Simb n’est pas en terrain inconnu. Il avait su nouer des contacts étroits avec des proches du Kremlin lors de sa participation à différents forums, notamment en septembre 2022, au Forum économique oriental de Vladivostok, et en juillet de la même année, au Forum Russie-Afrique à Saint-Pétersbourg. Parmi ses relations figure Piotr Olegovitch Tolstoï, vice-président de la Douma, la chambre basse de l’Assemblée fédérale de la Russie. « Simb est ici en quête de notoriété, il veut se refaire un nom », glisse Jean Cottin Gelin Kouma.
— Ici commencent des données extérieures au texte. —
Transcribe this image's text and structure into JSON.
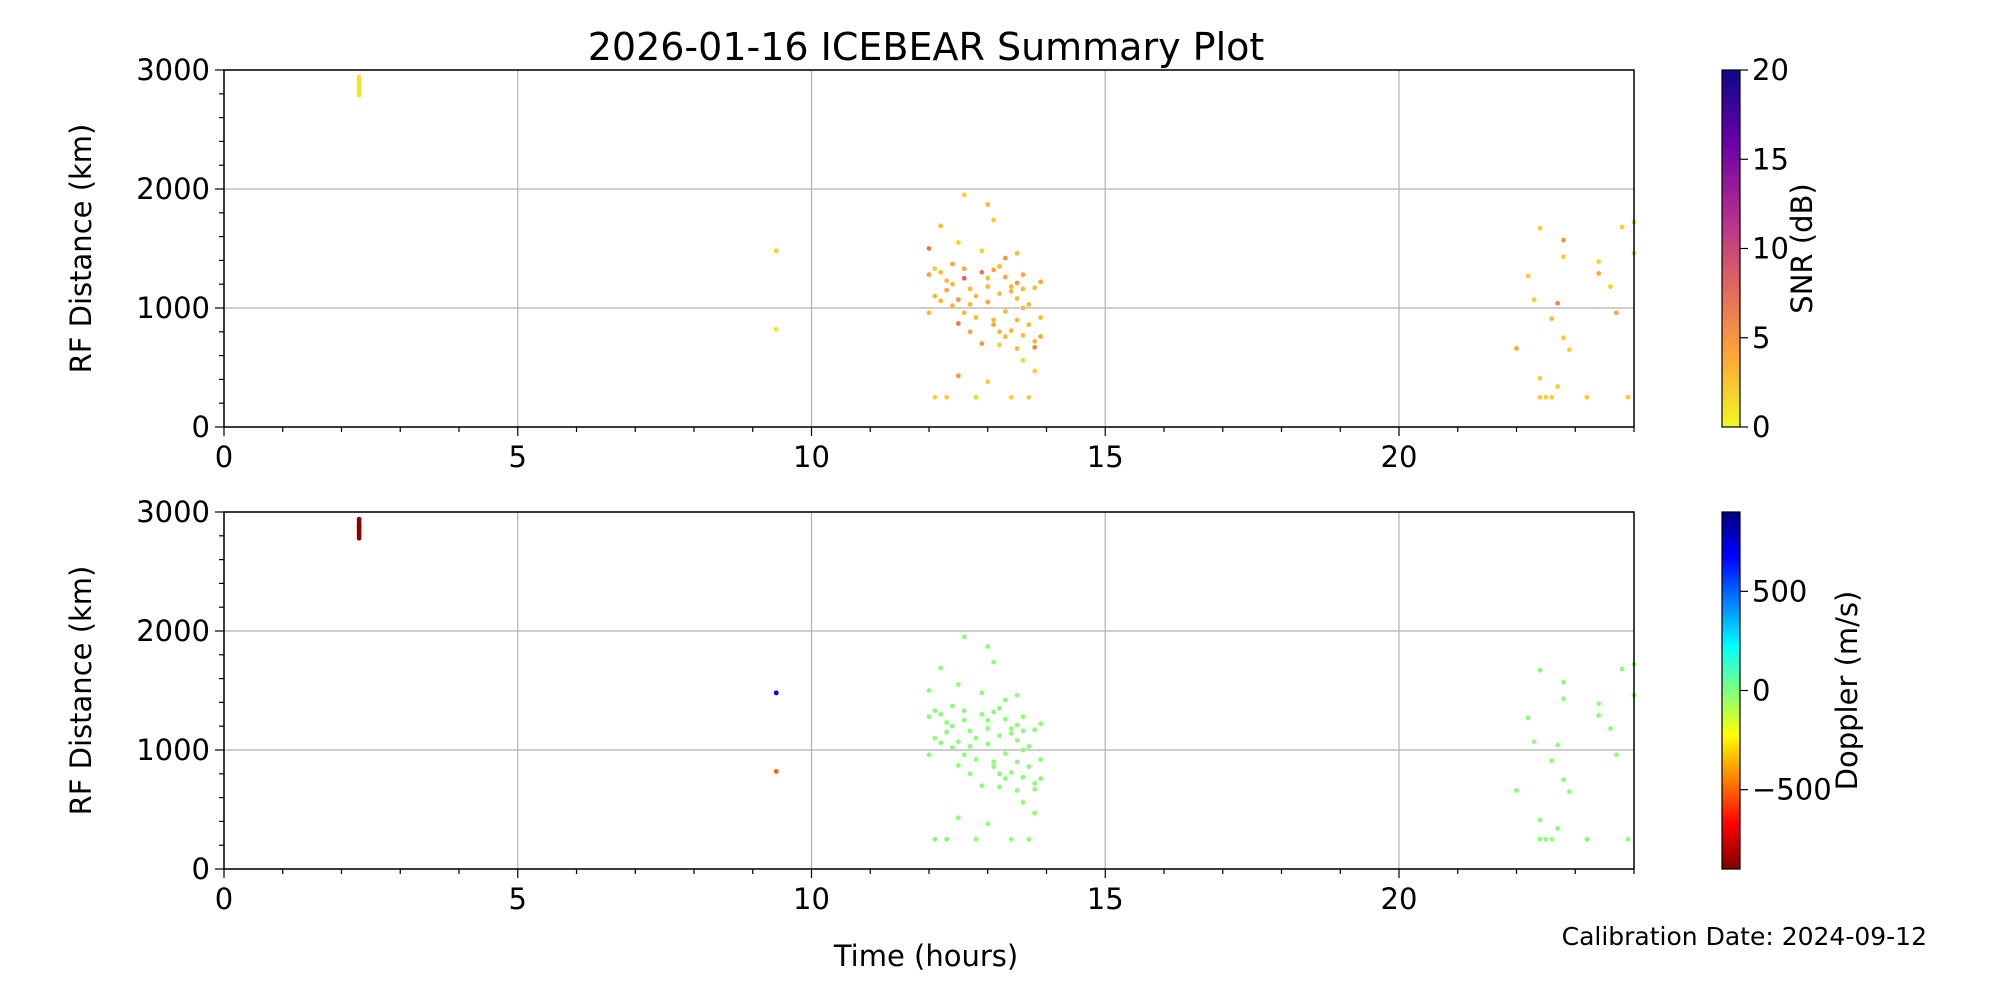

Comment, à 40 ans, prépare-t-il son avenir ? Il pourrait être tenté de relancer ses activités dans les cryptomonnaies. « Suite à la guerre en Ukraine, la population russe ne peut plus faire de virements internationaux. Face à ces sanctions, les cryptos ont un intérêt évident », observe le spécialiste de la blockchain Daniel Villa Monteiro. Mais beaucoup s’interrogent sur l’attitude des Russes à son égard. Font-ils preuve de naïveté en accueillant sur leur sol un homme d’affaires accusé d’avoir escroqué des centaines de milliers de personnes ? « Lorsque les Russes comprendront qu’ils ont affaire à un escroc, qui les dupe eux aussi, notamment avec sa pseudo-organisation de la russophonie en Afrique, pas sûr qu’il puisse rester sur place longtemps », glisse un proche.

Une chose est sûre : depuis Moscou, Émile Parfait Simb observe la préparation de la succession de Paul Biya au Cameroun. Il a confié à son entourage être déjà en contact avec Franck Biya, l’un des fils de l’actuel président et probable candidat à sa succession. « Il est évident que Simb va vouloir rentrer dans son pays, car il reste attaché à son clan. Il n’a jamais supporté ses exils à l’étranger. S’il peut le faire sans être inquiété, il le fera », estime Paul Daizy Biya. Ses victimes espèrent elles aussi le revoir au Cameroun, mais en prison.